Reputation: 491
For fun I am trying to solve the Wordle related problem Matt Parker talks about in the linked video from his channel Standup Maths in Haskell. Basically: find 5, 5-letter words that do not share any letters in common. Thus using 25 different alphabet letters in total (for English).
It took Matt a month of computer time in Python. He freely admits his code was not at all optimized and he shows a viewer submitted program that solved it in 15 minutes on his laptop.
Here is my naive Haskell code, and note I tried to use parallel computation, but I am sure I don't know what I'm doing there because I'm only seeing one core active. I am not sure it will take a month to run, but after a few hours, my laptop was a toaster and I admitted I am not good at optimizing.
I borrowed an idea from https://www.youtube.com/watch?v=947Ewgue4DM where he encodes the words as 26 bit binary. However, I did not use his mechanism for reducing the size of the comparison lists where he skips ahead to the first possible match. I was not able to figure that out in Haskell.
Also, I did as Matt does and remove anagrams from the word list and then at the end, spit out all the anagrams a given binary encoding corresponds to.
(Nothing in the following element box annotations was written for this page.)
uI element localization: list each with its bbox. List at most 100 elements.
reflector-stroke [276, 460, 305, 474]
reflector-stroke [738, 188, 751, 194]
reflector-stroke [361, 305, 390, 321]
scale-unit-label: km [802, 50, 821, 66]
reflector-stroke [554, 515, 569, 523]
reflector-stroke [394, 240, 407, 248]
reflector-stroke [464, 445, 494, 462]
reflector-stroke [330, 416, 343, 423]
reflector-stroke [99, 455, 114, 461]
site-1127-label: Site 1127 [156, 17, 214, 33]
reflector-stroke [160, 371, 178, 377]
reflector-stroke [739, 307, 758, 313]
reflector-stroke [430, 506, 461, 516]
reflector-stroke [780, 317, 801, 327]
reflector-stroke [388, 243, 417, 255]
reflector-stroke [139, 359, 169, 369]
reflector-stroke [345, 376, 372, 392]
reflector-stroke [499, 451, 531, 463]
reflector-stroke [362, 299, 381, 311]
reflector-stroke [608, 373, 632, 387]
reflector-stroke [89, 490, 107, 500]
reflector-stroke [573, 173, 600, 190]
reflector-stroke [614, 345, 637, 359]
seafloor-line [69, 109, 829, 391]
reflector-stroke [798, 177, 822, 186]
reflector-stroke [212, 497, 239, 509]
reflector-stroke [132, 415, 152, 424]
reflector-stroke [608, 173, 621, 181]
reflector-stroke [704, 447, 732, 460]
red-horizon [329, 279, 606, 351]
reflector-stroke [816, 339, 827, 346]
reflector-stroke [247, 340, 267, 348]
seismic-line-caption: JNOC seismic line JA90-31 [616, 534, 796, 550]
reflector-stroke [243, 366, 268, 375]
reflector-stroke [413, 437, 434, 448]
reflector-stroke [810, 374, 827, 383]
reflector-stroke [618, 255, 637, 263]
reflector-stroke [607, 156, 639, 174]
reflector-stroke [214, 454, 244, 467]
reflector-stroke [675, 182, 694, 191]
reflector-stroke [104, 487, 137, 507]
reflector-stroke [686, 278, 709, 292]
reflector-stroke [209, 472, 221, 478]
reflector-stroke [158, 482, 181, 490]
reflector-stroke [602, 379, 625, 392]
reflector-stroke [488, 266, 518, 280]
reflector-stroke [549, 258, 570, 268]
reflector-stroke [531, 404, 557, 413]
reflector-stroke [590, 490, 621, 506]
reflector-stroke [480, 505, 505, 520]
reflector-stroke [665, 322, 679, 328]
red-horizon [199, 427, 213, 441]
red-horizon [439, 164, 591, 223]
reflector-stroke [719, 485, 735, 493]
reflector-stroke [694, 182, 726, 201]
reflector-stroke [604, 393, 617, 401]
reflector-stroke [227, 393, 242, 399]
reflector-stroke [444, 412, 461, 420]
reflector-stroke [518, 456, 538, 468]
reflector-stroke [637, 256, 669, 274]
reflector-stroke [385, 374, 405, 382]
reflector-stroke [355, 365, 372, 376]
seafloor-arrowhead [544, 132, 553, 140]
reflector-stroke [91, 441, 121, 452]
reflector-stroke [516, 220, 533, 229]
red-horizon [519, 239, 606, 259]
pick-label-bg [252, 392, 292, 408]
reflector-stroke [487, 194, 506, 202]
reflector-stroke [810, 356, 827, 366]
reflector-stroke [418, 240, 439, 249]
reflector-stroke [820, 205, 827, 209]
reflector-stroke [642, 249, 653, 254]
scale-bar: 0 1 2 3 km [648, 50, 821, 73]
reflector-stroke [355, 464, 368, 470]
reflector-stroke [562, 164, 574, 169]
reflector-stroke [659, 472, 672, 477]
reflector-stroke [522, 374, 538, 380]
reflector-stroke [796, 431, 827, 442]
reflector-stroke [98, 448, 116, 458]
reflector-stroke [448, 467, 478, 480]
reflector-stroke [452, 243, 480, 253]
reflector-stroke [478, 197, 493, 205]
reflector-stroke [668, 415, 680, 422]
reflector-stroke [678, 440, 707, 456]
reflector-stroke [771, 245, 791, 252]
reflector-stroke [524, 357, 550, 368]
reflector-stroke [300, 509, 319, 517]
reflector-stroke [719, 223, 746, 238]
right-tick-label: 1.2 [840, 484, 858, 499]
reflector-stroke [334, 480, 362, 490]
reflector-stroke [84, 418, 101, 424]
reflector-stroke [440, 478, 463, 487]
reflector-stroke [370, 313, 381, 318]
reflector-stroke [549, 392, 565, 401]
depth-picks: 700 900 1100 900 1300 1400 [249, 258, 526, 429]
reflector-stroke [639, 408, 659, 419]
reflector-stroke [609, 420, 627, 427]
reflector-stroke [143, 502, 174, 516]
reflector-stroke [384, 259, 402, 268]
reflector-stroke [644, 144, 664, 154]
Also, all of the impactful inefficiency is in the unique5Combos function. Meaning, the rest of the code is not efficient either, but it doesn't have much impact. I was able to get pairs of 5 letter words with no duplicate letters for the entire corpus in under 2 seconds. Getting 3 words took a lot longer (not sure how long, I went to get lunch and it was done when I returned), and getting 4 and 5 words unknown time to complete.
Lastly, I am running this on a 8 year old laptop with Arch Linux. So I'm not expecting blazing fast, but I am sure my simple code could be better at limiting the size of data to evaluate and evaluating faster.
I welcome any suggestions. Many thanks in advance.
module Main where
import Data.Bits ( Bits(testBit, (.&.), bit) )
import Data.Char ( ord, chr, intToDigit, toUpper )
import Numeric (showIntAtBase)
import Data.List ( nub, sort )
import Control.Monad ( guard )
import Control.Parallel.Strategies ( parListChunk, rdeepseq, using )
main :: IO ()
main = do
let fn = "/usr/share/dict/words"
w5 <- filter (\w -> length w == 5
&& nub w == w
&& all (\c -> c `elem` ['A'..'Z']) w)
<$> lines
<$> map toUpper
<$> readFile fn
let e5 = (sort . nub . map bitEncode) w5
let e25 = unique5Combos e5 `using` parListChunk 1000000 rdeepseq
let answer = (map . map) (\x -> anagrams (bitDecode x) w5) e25
print $ answer
unique5Combos :: [Int] -> [[Int]]
unique5Combos es = do
a <- es
b <- es
c <- es
d <- es
e <- es
let abcde = [a,b,c,d,e]
guard (isSorted abcde)
guard ((foldr1 (.&.) abcde) == 0)
return abcde
isSorted :: [Int] -> Bool
isSorted = and . (zipWith (<) <*> tail)
bitEncode :: [Char] -> Int
bitEncode xs = sum [bit (90 - ord x) | x <- xs]
bitDecode :: Bits a => a -> [Char]
bitDecode xs = [chr (90 - n) | n <- [25,24..0], testBit xs n]
anagrams :: [Char] -> [[Char]] -> [[Char]]
anagrams xs w5 = [w | w <- w5, (sort xs) == (sort w)]
Upvotes: 2
Views: 325